Dal 27 dicembre all’11 gennaio, infatti, Claudio Gnomus, ricordato maggiormente per i suo lavori teatrali “sulle coppie”, ha portato in scena una divertentissima storia che mette a nudo le debolezze e le “ruvidezze” che possono nascere tra le coppie. Ma attenzione, a differenza di “Gli uomini da Marte e donne da Venere” o al contrario di “Tra moglie e marito non mettere il dito” l’autore e regista dello spettacolo, questa volta non parla solo di coppie uomo/donna ma di qualunque situazione in cui tra due persone si vive una questione di attrito o “di ruvidezza” tale da suscitare ilarità.

Per un’ora di spettacolo, quindi, assistiamo a ben sette scene ambientate in un condominio di sette piani. A dare i via allo spettacolo è lo sketch con la portiera e man mano che l’ascensore sale, troviamo un edificio postale, un ristorante, una scuola di ballo con ballerini mal assortiti, una famiglia con moglie poco fedele, fino ad arrivare al sesto piano, quello “dei trapassati” e l’ultimo dove addirittura un angelo obbediente e un diavolo tentatore si divertono a giocare tra loro.

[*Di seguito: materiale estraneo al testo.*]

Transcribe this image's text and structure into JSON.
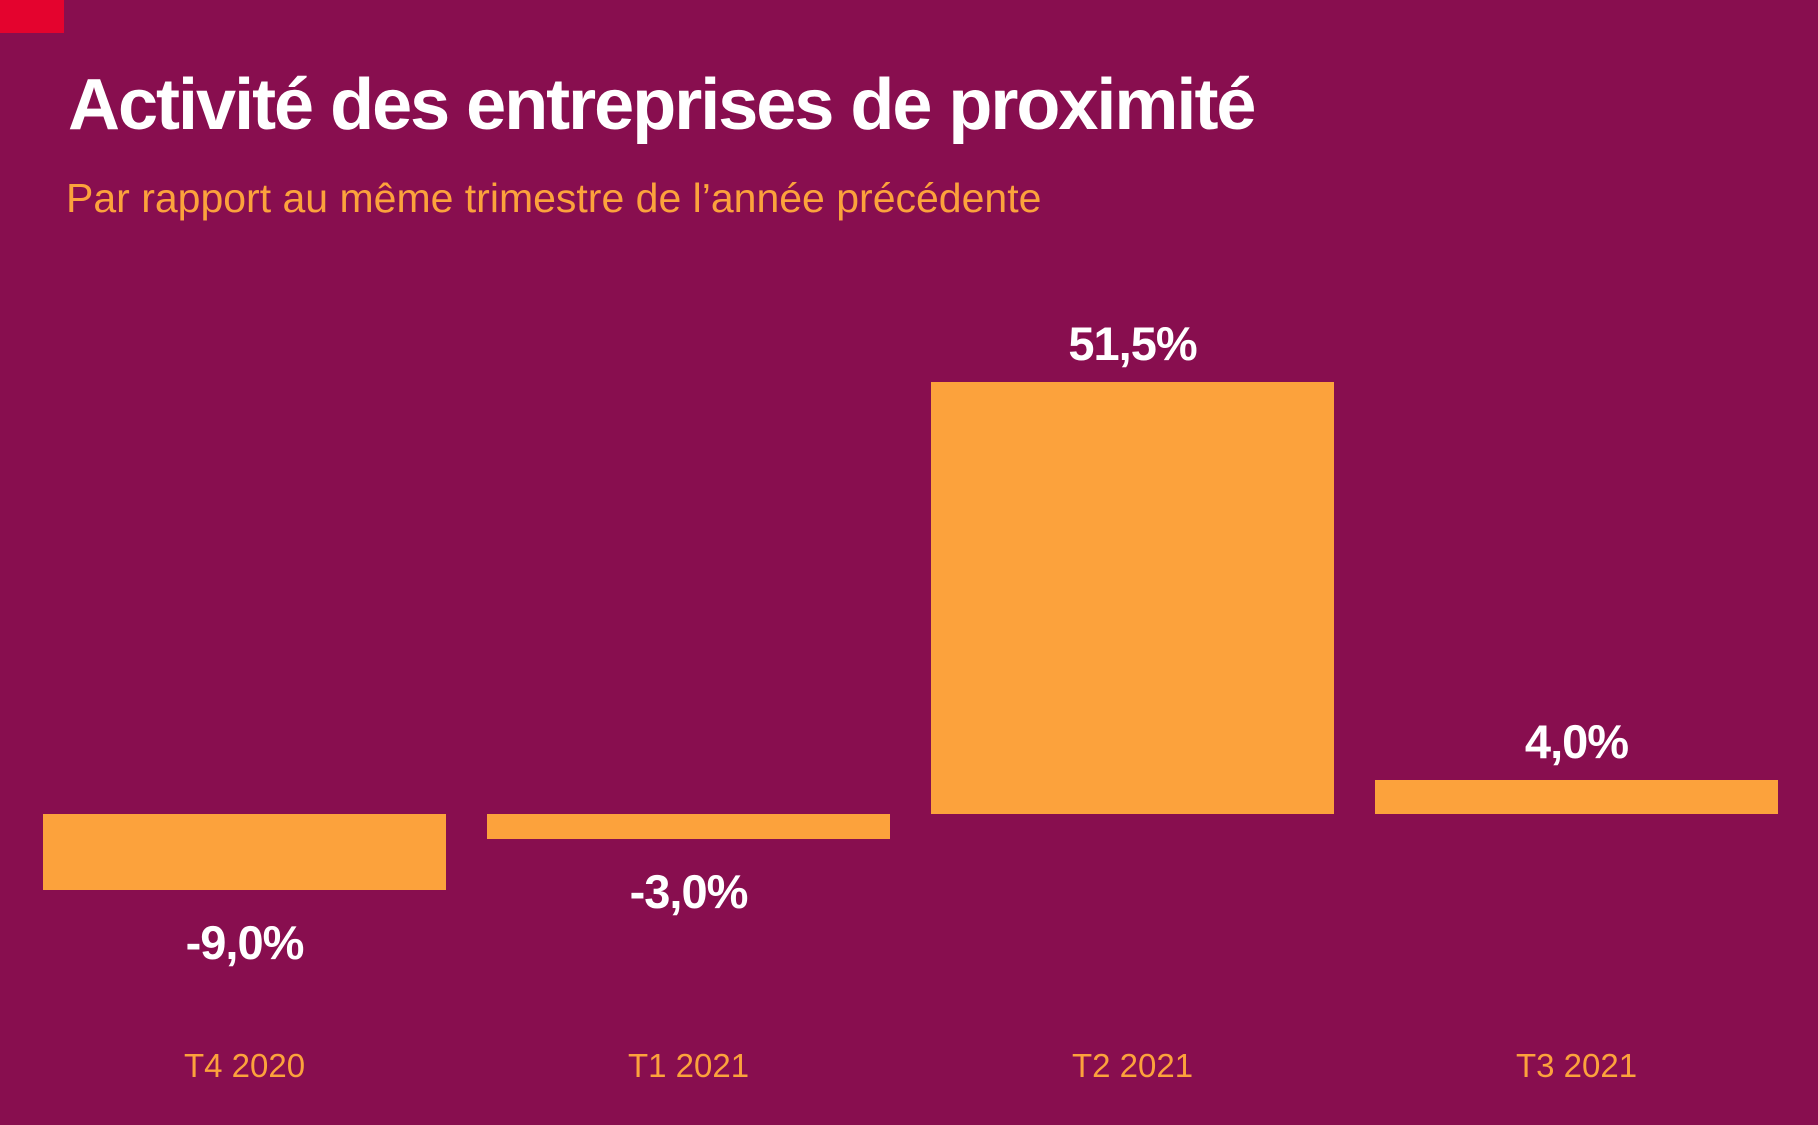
{
  "header": {
    "title": "Activité des entreprises de proximité",
    "subtitle": "Par rapport au même trimestre de l’année précédente",
    "brand_block_color": "#E4032E"
  },
  "chart_data": {
    "type": "bar",
    "title": "Activité des entreprises de proximité",
    "subtitle": "Par rapport au même trimestre de l’année précédente",
    "categories": [
      "T4 2020",
      "T1 2021",
      "T2 2021",
      "T3 2021"
    ],
    "values": [
      -9.0,
      -3.0,
      51.5,
      4.0
    ],
    "value_labels": [
      "-9,0%",
      "-3,0%",
      "51,5%",
      "4,0%"
    ],
    "xlabel": "",
    "ylabel": "",
    "ylim": [
      -9.0,
      51.5
    ],
    "grid": false,
    "legend": false,
    "baseline": 0,
    "colors": {
      "background": "#880E4F",
      "bar": "#FCA23C",
      "title_text": "#FFFFFF",
      "subtitle_text": "#FCA23C",
      "value_label_text": "#FFFFFF",
      "axis_label_text": "#FCA23C"
    }
  }
}
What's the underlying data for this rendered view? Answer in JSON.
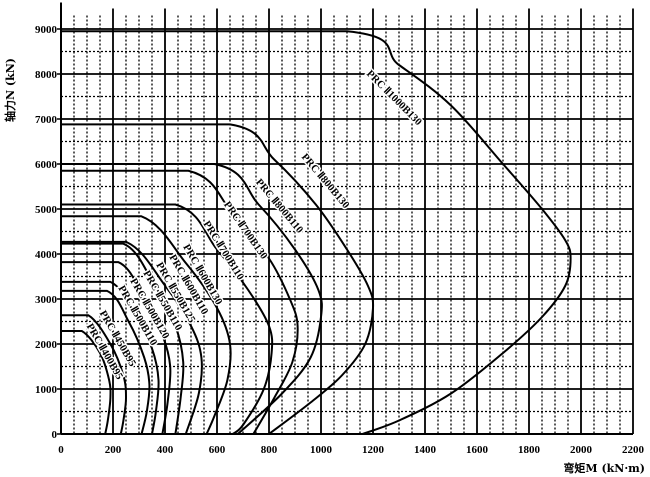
{
  "chart_data": {
    "type": "line",
    "title": "",
    "xlabel": "弯矩M (kN·m)",
    "ylabel": "轴力N (kN)",
    "xlim": [
      0,
      2200
    ],
    "ylim": [
      0,
      9500
    ],
    "xticks": [
      0,
      200,
      400,
      600,
      800,
      1000,
      1200,
      1400,
      1600,
      1800,
      2000,
      2200
    ],
    "yticks": [
      0,
      1000,
      2000,
      3000,
      4000,
      5000,
      6000,
      7000,
      8000,
      9000
    ],
    "grid": true,
    "series": [
      {
        "name": "PRC Ⅱ400B95",
        "points": [
          [
            0,
            2290
          ],
          [
            80,
            2290
          ],
          [
            150,
            1800
          ],
          [
            185,
            1200
          ],
          [
            190,
            800
          ],
          [
            180,
            300
          ],
          [
            170,
            0
          ]
        ]
      },
      {
        "name": "PRC Ⅱ450B95",
        "points": [
          [
            0,
            2640
          ],
          [
            105,
            2640
          ],
          [
            190,
            2000
          ],
          [
            240,
            1300
          ],
          [
            250,
            800
          ],
          [
            240,
            300
          ],
          [
            230,
            0
          ]
        ]
      },
      {
        "name": "PRC Ⅱ500B110",
        "points": [
          [
            0,
            3180
          ],
          [
            177,
            3180
          ],
          [
            260,
            2500
          ],
          [
            320,
            1700
          ],
          [
            340,
            1100
          ],
          [
            330,
            500
          ],
          [
            310,
            0
          ]
        ]
      },
      {
        "name": "PRC Ⅱ500B120",
        "points": [
          [
            0,
            3380
          ],
          [
            190,
            3380
          ],
          [
            290,
            2600
          ],
          [
            350,
            1900
          ],
          [
            375,
            1200
          ],
          [
            365,
            500
          ],
          [
            350,
            0
          ]
        ]
      },
      {
        "name": "PRC Ⅱ550B110",
        "points": [
          [
            0,
            3820
          ],
          [
            220,
            3820
          ],
          [
            320,
            3000
          ],
          [
            390,
            2200
          ],
          [
            420,
            1500
          ],
          [
            410,
            700
          ],
          [
            390,
            0
          ]
        ]
      },
      {
        "name": "PRC Ⅱ550B125",
        "points": [
          [
            0,
            4230
          ],
          [
            240,
            4230
          ],
          [
            360,
            3300
          ],
          [
            440,
            2400
          ],
          [
            470,
            1600
          ],
          [
            460,
            800
          ],
          [
            440,
            0
          ]
        ]
      },
      {
        "name": "PRC Ⅱ600B110",
        "points": [
          [
            0,
            4270
          ],
          [
            250,
            4270
          ],
          [
            400,
            3300
          ],
          [
            500,
            2400
          ],
          [
            540,
            1700
          ],
          [
            530,
            900
          ],
          [
            480,
            0
          ]
        ]
      },
      {
        "name": "PRC Ⅱ600B130",
        "points": [
          [
            0,
            4840
          ],
          [
            308,
            4840
          ],
          [
            480,
            3800
          ],
          [
            600,
            2800
          ],
          [
            650,
            2000
          ],
          [
            640,
            1200
          ],
          [
            590,
            400
          ],
          [
            560,
            0
          ]
        ]
      },
      {
        "name": "PRC Ⅱ700B110",
        "points": [
          [
            0,
            5100
          ],
          [
            440,
            5100
          ],
          [
            600,
            4100
          ],
          [
            720,
            3200
          ],
          [
            800,
            2400
          ],
          [
            810,
            1800
          ],
          [
            780,
            1000
          ],
          [
            700,
            200
          ],
          [
            660,
            0
          ]
        ]
      },
      {
        "name": "PRC Ⅱ700B130",
        "points": [
          [
            0,
            5850
          ],
          [
            490,
            5850
          ],
          [
            660,
            4900
          ],
          [
            800,
            3900
          ],
          [
            880,
            3000
          ],
          [
            910,
            2400
          ],
          [
            890,
            1600
          ],
          [
            820,
            800
          ],
          [
            740,
            0
          ]
        ]
      },
      {
        "name": "PRC Ⅱ800B110",
        "points": [
          [
            0,
            6000
          ],
          [
            590,
            6000
          ],
          [
            760,
            5100
          ],
          [
            900,
            4100
          ],
          [
            990,
            3200
          ],
          [
            1000,
            2600
          ],
          [
            960,
            1700
          ],
          [
            850,
            900
          ],
          [
            680,
            0
          ]
        ]
      },
      {
        "name": "PRC Ⅱ800B130",
        "points": [
          [
            0,
            6880
          ],
          [
            650,
            6880
          ],
          [
            820,
            6100
          ],
          [
            980,
            5100
          ],
          [
            1100,
            4100
          ],
          [
            1180,
            3300
          ],
          [
            1200,
            2800
          ],
          [
            1170,
            2000
          ],
          [
            1080,
            1300
          ],
          [
            960,
            700
          ],
          [
            800,
            0
          ]
        ]
      },
      {
        "name": "PRC Ⅱ1000B130",
        "points": [
          [
            0,
            8950
          ],
          [
            1100,
            8950
          ],
          [
            1300,
            8200
          ],
          [
            1500,
            7300
          ],
          [
            1700,
            6000
          ],
          [
            1850,
            5000
          ],
          [
            1940,
            4300
          ],
          [
            1960,
            3900
          ],
          [
            1940,
            3300
          ],
          [
            1850,
            2600
          ],
          [
            1700,
            1800
          ],
          [
            1500,
            900
          ],
          [
            1300,
            300
          ],
          [
            1160,
            0
          ]
        ]
      }
    ]
  }
}
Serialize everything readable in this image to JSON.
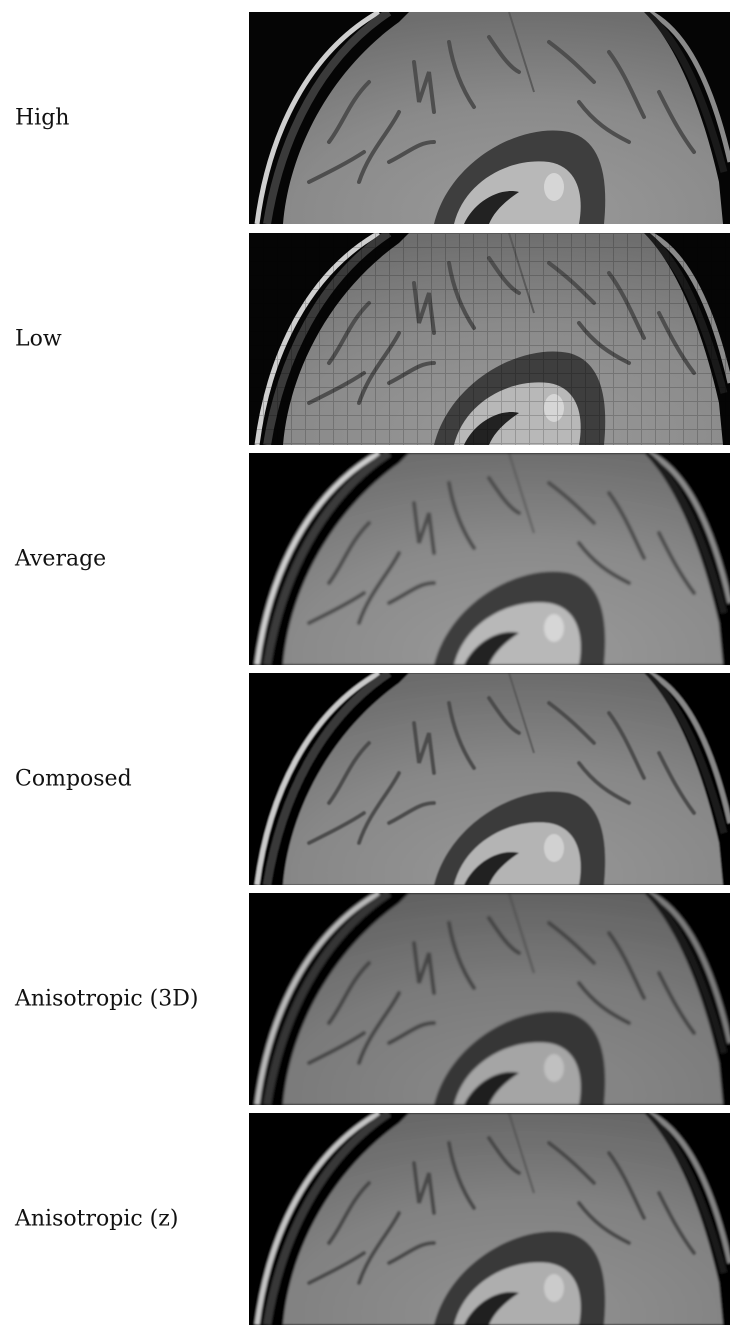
{
  "rows": [
    {
      "label": "High",
      "variant": "high"
    },
    {
      "label": "Low",
      "variant": "low"
    },
    {
      "label": "Average",
      "variant": "average"
    },
    {
      "label": "Composed",
      "variant": "composed"
    },
    {
      "label": "Anisotropic (3D)",
      "variant": "aniso3d"
    },
    {
      "label": "Anisotropic (z)",
      "variant": "anisoz"
    }
  ],
  "image_subject": "mri-brain-axial-slice-crop"
}
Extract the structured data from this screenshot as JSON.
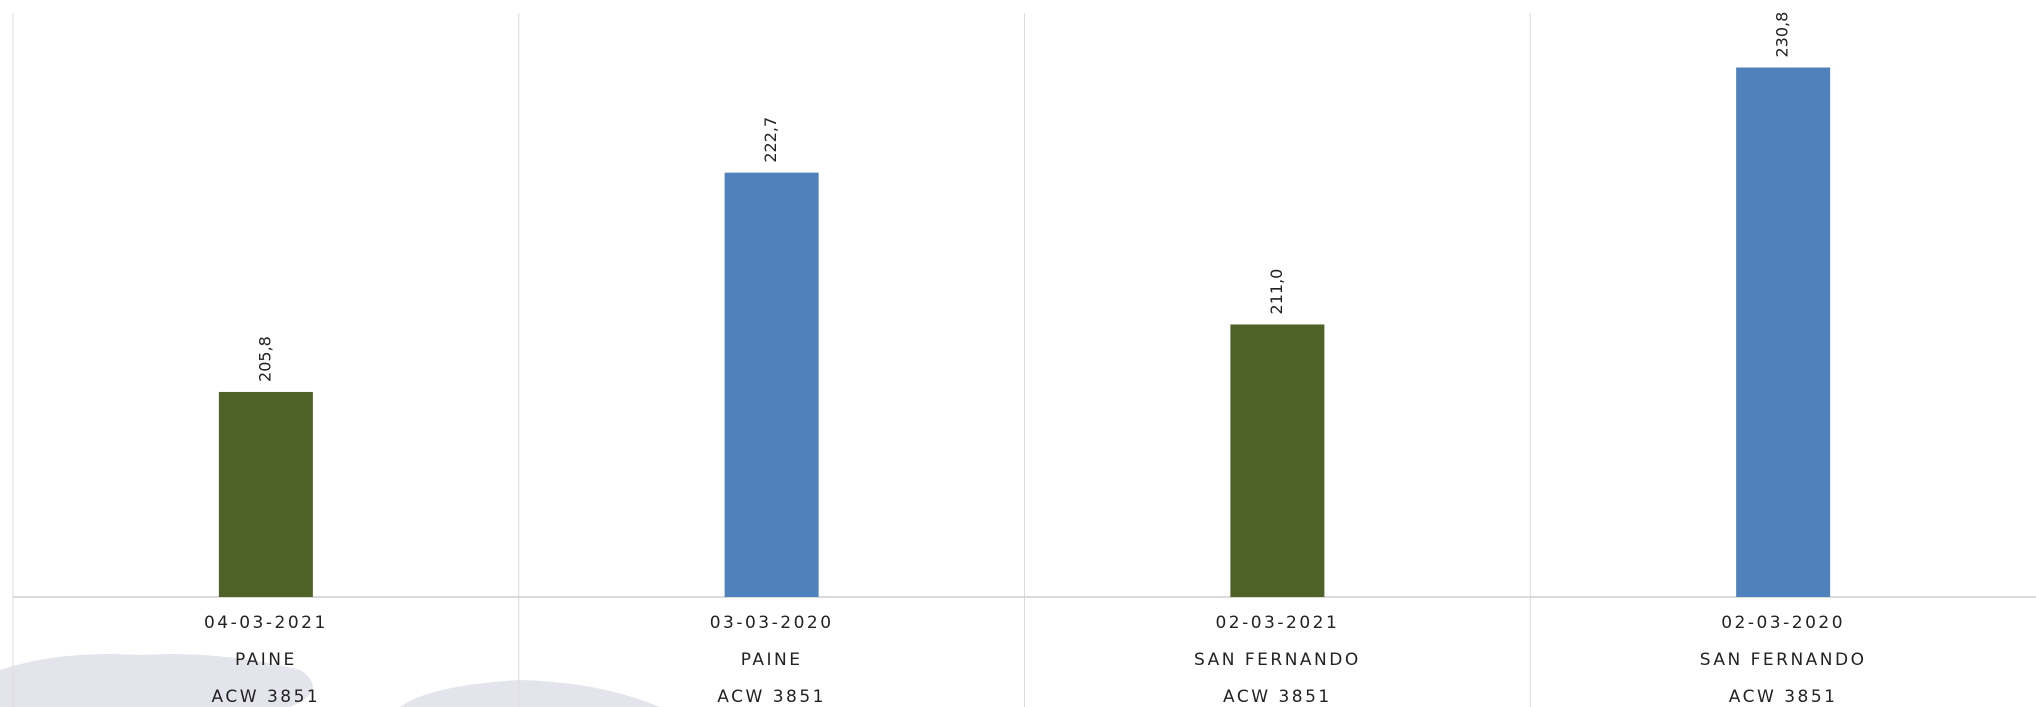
{
  "chart_data": {
    "type": "bar",
    "categories": [
      [
        "04-03-2021",
        "PAINE",
        "ACW 3851"
      ],
      [
        "03-03-2020",
        "PAINE",
        "ACW 3851"
      ],
      [
        "02-03-2021",
        "SAN FERNANDO",
        "ACW 3851"
      ],
      [
        "02-03-2020",
        "SAN FERNANDO",
        "ACW 3851"
      ]
    ],
    "values": [
      205.8,
      222.7,
      211.0,
      230.8
    ],
    "value_labels": [
      "205,8",
      "222,7",
      "211,0",
      "230,8"
    ],
    "colors": [
      "#4f6228",
      "#4f81bd",
      "#4f6228",
      "#4f81bd"
    ],
    "ylim": [
      190,
      235
    ]
  }
}
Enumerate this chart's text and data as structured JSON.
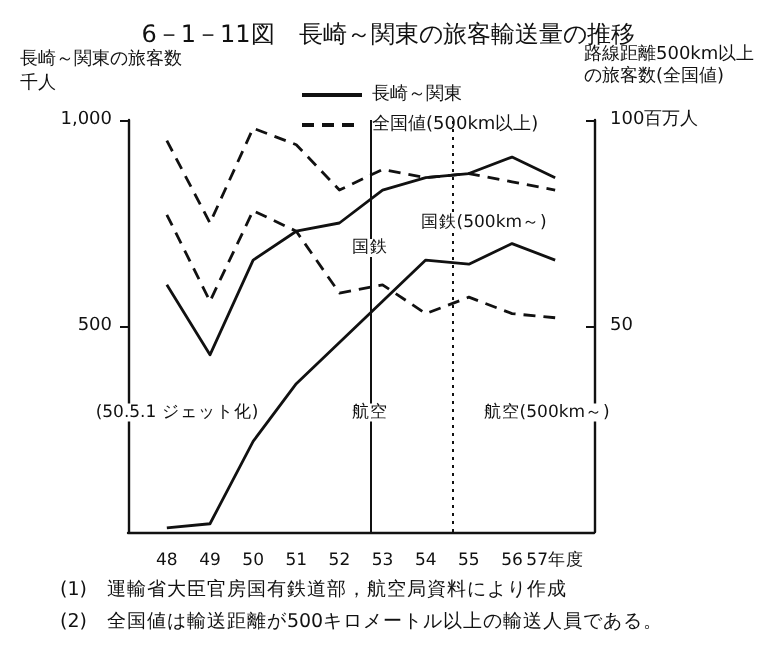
{
  "chart_data": {
    "type": "line",
    "title": "6－1－11図　長崎～関東の旅客輸送量の推移",
    "ylabel": "長崎～関東の旅客数千人",
    "y2label": "路線距離500km以上の旅客数(全国値)",
    "x": [
      48,
      49,
      50,
      51,
      52,
      53,
      54,
      55,
      56,
      57
    ],
    "xlim": [
      47.1,
      57.9
    ],
    "xticks": [
      48,
      49,
      50,
      51,
      52,
      53,
      54,
      55,
      56,
      {
        "value": 57,
        "label": "57年度"
      }
    ],
    "ylim": [
      0,
      1000
    ],
    "yticks": [
      500,
      {
        "value": 1000,
        "label": "1,000"
      }
    ],
    "y2lim": [
      0,
      100
    ],
    "y2ticks": [
      50,
      {
        "value": 100,
        "label": "100百万人"
      }
    ],
    "series": [
      {
        "name": "長崎～関東",
        "color": "#111111",
        "line_style": "solid",
        "values": [
          600,
          430,
          660,
          730,
          750,
          830,
          860,
          870,
          910,
          860
        ]
      },
      {
        "name": "全国値(500km以上)",
        "color": "#111111",
        "line_style": "dashed",
        "axis": "y2",
        "values": [
          95,
          75,
          98,
          94,
          83,
          88,
          86,
          87,
          85,
          83
        ]
      },
      {
        "color": "#111111",
        "line_style": "solid",
        "values": [
          10,
          20,
          220,
          360,
          460,
          560,
          660,
          650,
          700,
          660
        ]
      },
      {
        "color": "#111111",
        "line_style": "dashed",
        "axis": "y2",
        "values": [
          77,
          56,
          78,
          73,
          58,
          60,
          53,
          57,
          53,
          52
        ]
      }
    ],
    "ref_lines": [
      {
        "axis": "x",
        "value": 52.7,
        "color": "#111111",
        "line_style": "solid",
        "label": "航空"
      },
      {
        "axis": "x",
        "value": 54.6,
        "color": "#111111",
        "line_style": "dotted",
        "label": "航空(500km～)"
      }
    ],
    "annotations": [
      {
        "text": "国鉄",
        "x": 52.7,
        "y": 806
      },
      {
        "text": "国鉄(500km～)",
        "x": 54.6,
        "y": 866
      },
      {
        "text": "(50.5.1 ジェット化)",
        "x": 50.4,
        "y": 290
      },
      "(1)　運輸省大臣官房国有鉄道部，航空局資料により作成",
      "(2)　全国値は輸送距離が500キロメートル以上の輸送人員である。"
    ],
    "legend": "top"
  }
}
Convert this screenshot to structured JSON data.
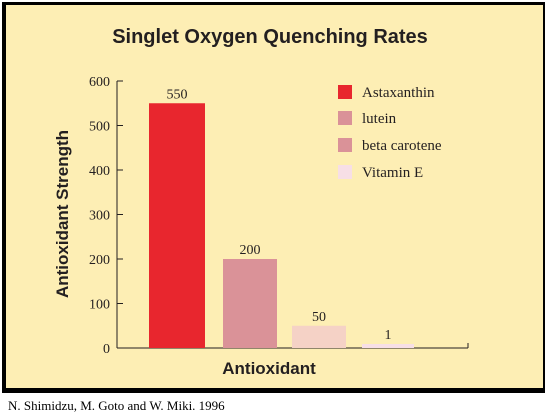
{
  "chart_data": {
    "type": "bar",
    "title": "Singlet Oxygen Quenching Rates",
    "xlabel": "Antioxidant",
    "ylabel": "Antioxidant Strength",
    "ylim": [
      0,
      600
    ],
    "yticks": [
      "0",
      "100",
      "200",
      "300",
      "400",
      "500",
      "600"
    ],
    "categories": [
      "Astaxanthin",
      "lutein",
      "beta carotene",
      "Vitamin E"
    ],
    "values": [
      550,
      200,
      50,
      1
    ],
    "data_labels": [
      "550",
      "200",
      "50",
      "1"
    ],
    "colors": [
      "#e8262e",
      "#da9298",
      "#f5d2c6",
      "#f7dfe6"
    ],
    "legend": {
      "position": "top-right",
      "entries": [
        "Astaxanthin",
        "lutein",
        "beta carotene",
        "Vitamin E"
      ],
      "colors": [
        "#e8262e",
        "#da9298",
        "#da9298",
        "#f7dfe6"
      ]
    },
    "grid": false
  },
  "citation": "N. Shimidzu, M. Goto and W. Miki.  1996",
  "colors": {
    "panel_background": "#fdeeb4"
  }
}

Ad accompagnare Gnomus in questa nuova avventura, che sarà in scena anche il 17 e 18 gennaio al Teatro Gassman di Civitavecchia, due straordinarie attrici: Donatella Barbagallo e Mirella Martinelli che hanno mostrato doti comiche giuste per il tipo di spettacolo. Tutte le scene sono esilaranti con dialoghi tipici dell’avanspettacolo. La scena che sembra funzionare di più è quella della famiglia con il marito sospettoso della moglie. Brave  le due donne in scena, capaci di trasmettere l’ansia legata alla scoperta del tradimento e il giusto divertimento per le soluzioni trovate per evitare il divorzio. Il testo funziona e garantisce risate al pubblico che, alla fine dello spettacolo, viene invitato a non prendere la vita troppo sul serio, a non trovare sempre un senso ma a vivere le situazioni con leggerezza.